Insulin is a peptide hormone that controls the absorption of glucose by the liver, fat and skeletal muscle cells. It is key in regulating the use and storage of carbohydrates to meet the body’s demands for energy. Although the cause of type-2 diabetes that affects over 400 million people, is widely understood as an inability of pancreatic β-islet cells to supply adequate insulin, mechanisms that inform insulin producing β-islet cells about insufficient levels of insulin in the systemic circulation, are not clear. Under normal conditions, β-islet cells multiply when the body requires more insulin. However, in diabetes, β-islet cell mass reduces due to lack of cell proliferation.

In studies conducted on mice and cultured islets, the team led by Shunbun Kita, PhD, and Shiro Fukuda, PhD, researchers at the department of metabolic medicine at Osaka University, found a unique member of the cadherin superfamily of proteins called T-cadherin that may provide feedback to the insulin-producing pancreatic cells and controll their proliferation.

Unlike classical cadherins that work as facilitators of cell adhesion, T-cadherins are anchored to GPI (glycosylphosphatidylinositol) and bear no direct attachments to the cytoskeleton. Therefore they are not involved in cell adhesion. Instead, they act as soluble signaling molecules, much like hormones. T-cadherin is usually present on the surface of cells lining blood vessels, and on cardiac and skeletal muscle cells, but not on pancreatic β cells. T-cadherin’s best known binding partner is adiponectin—a factor secreted by fat storing cells.

In the current study, the researchers showed that in addition to functioning at the cell surface, T-cadherin is also secreted in soluble forms that can be transported through the systemic circulation (a humoral factor). Not only do T-cadherins respond to insulin deficiency, they are important for β-cell proliferation.

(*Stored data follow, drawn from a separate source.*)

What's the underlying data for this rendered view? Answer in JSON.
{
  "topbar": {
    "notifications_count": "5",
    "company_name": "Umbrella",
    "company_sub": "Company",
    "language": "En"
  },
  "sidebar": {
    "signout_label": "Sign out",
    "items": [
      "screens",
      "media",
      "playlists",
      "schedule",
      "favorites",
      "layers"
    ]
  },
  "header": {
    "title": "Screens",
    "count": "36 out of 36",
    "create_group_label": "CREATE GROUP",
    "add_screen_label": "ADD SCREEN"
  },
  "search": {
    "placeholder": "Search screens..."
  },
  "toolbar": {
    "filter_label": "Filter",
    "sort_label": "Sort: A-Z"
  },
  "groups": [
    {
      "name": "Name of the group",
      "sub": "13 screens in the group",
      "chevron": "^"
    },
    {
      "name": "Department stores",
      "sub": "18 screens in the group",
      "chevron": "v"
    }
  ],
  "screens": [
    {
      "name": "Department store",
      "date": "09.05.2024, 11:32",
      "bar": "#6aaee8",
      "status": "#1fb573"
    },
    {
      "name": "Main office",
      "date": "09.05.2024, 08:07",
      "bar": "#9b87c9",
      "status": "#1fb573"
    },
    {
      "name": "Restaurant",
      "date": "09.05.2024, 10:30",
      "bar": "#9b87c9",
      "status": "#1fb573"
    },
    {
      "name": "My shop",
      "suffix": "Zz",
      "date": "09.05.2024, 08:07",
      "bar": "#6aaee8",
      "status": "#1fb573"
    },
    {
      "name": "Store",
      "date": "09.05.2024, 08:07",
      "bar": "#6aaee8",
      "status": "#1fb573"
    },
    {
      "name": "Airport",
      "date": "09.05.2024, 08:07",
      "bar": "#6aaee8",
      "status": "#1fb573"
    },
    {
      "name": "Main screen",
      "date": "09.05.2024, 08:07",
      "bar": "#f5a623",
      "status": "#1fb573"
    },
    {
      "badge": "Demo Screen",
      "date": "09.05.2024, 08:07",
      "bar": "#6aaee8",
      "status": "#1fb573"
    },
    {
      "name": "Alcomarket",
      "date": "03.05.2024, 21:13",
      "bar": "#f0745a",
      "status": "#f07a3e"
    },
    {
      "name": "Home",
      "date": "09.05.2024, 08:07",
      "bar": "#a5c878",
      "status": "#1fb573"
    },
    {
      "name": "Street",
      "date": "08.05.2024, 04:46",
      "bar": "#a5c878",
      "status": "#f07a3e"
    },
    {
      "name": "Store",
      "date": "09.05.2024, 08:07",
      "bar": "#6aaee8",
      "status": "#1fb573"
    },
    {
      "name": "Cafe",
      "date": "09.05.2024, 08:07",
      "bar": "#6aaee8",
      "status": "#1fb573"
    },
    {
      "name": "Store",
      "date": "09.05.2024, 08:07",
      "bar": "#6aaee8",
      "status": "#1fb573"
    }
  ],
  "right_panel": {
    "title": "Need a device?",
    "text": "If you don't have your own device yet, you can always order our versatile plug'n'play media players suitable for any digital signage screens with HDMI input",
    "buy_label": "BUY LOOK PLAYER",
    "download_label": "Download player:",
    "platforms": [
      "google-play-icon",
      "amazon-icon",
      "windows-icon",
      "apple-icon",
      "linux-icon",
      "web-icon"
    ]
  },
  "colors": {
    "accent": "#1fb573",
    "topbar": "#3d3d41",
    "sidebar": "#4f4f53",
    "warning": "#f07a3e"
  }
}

Pancreatic β-cells do not multiply adequately in mice lacking expression of T-cadherin and fed a high-fat diet. This results in glucose intolerance. Gene expression analyses in these mice showed impaired expression of components of cell cycle regulation and notch signaling, an evolutionarily conserved pathway that regulates cell-fate and tissue homeostasis during development and in adult animals. Notch signaling promotes β-cell proliferation in the pancreas. Therefore, the finding suggests that soluble T-cadherin induces pancreatic β-cells to increase insulin production by stimulating β-cell proliferation through the Notch pathway.

The investigators induced diabetes in T-cadherin knockout mice by injecting the antibiotic streptozotocin. They then administered soluble T-cadherin and found this improved β-cell mass and blood glucose levels in the mice.

“We used artificially synthesized T-cadherin to treat isolated mouse pancreatic islets,” said Iichiro Shimomura, PhD, the senior author of the study. “This promoted Notch signaling in the mouse islets, which could in turn induce β-cell proliferation.”

Overall, these findings in mouse models suggest soluble T-cadherin administration could be an alternative treatment for diabetes, if found safe and effective in human trials.